Fact Recall, Heuristics or Pure Guesswork? Precise Interpretations of Language Models for Fact Completion
- Event: Seminar
- Lecturer: Denitsa Saynova and Lovisa Hagström from Chalmers
- Date: 11 December 2024
- Duration: 2 hours
- Venue: Gothenburg and online
Abstract: Previous interpretations of language models (LMs) miss important distinctions in how these models process factual information. For example, given the query “Astrid Lindgren was born in” with the corresponding completion “Sweden”, no difference is made between whether the prediction was based on having the exact knowledge of the birthplace of the Swedish author or assuming that a person with a Swedish-sounding name was born in Sweden. In this talk, we will investigate four different prediction scenarios for which the LM can be expected to show distinct behaviours.
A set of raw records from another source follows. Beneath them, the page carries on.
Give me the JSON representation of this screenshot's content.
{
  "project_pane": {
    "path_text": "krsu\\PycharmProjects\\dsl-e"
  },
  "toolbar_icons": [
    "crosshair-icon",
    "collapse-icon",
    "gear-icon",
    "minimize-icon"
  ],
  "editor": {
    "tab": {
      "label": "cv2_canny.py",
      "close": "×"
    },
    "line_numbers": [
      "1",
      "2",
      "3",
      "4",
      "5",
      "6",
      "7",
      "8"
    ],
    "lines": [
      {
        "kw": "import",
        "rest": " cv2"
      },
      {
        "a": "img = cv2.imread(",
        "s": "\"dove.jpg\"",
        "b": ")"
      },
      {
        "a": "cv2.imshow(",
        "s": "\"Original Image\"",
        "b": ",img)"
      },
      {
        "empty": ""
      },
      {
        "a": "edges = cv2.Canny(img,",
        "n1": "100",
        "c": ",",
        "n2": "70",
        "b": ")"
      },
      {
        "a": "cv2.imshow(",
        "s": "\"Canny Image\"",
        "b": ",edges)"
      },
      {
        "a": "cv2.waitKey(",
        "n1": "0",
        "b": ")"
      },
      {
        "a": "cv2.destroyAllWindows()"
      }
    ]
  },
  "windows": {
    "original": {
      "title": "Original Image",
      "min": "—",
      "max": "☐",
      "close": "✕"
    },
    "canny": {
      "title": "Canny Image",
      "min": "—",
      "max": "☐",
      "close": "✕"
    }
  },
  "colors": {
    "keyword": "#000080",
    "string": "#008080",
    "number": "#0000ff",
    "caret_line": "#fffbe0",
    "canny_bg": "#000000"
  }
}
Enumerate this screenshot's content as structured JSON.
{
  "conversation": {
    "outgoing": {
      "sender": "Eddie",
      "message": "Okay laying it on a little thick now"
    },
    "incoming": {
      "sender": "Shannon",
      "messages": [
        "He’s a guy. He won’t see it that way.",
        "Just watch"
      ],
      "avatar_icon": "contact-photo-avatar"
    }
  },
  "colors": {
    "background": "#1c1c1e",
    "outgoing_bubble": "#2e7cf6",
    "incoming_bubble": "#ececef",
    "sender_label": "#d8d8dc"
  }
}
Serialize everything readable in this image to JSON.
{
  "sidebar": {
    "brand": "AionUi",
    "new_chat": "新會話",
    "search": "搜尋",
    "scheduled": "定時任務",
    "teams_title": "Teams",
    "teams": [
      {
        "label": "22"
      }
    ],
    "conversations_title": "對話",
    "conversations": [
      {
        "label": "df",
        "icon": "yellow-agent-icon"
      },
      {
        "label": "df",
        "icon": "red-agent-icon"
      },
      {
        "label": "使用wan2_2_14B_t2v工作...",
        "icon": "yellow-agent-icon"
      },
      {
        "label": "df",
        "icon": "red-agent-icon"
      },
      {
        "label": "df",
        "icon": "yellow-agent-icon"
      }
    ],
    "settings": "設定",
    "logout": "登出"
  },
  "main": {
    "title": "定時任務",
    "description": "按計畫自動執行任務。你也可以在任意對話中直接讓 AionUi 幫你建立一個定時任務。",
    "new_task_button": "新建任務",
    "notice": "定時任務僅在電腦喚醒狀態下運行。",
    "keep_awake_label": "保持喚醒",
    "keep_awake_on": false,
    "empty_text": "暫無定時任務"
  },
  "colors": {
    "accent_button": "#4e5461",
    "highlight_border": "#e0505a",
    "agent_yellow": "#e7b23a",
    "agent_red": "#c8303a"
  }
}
These scenarios correspond to different levels of model reliability and types of information being processed - some being less desirable for factual predictions. To facilitate precise interpretations of LMs for fact completion, we also propose a model-specific recipe called PrISM for constructing datasets with examples of each scenario based on a set of diagnostic criteria. We apply a popular interpretability method, causal tracing (CT), to the four prediction scenarios and find that while CT produces different results for each scenario, aggregations over a set of mixed examples may only represent the results from the scenario with the strongest measured signal.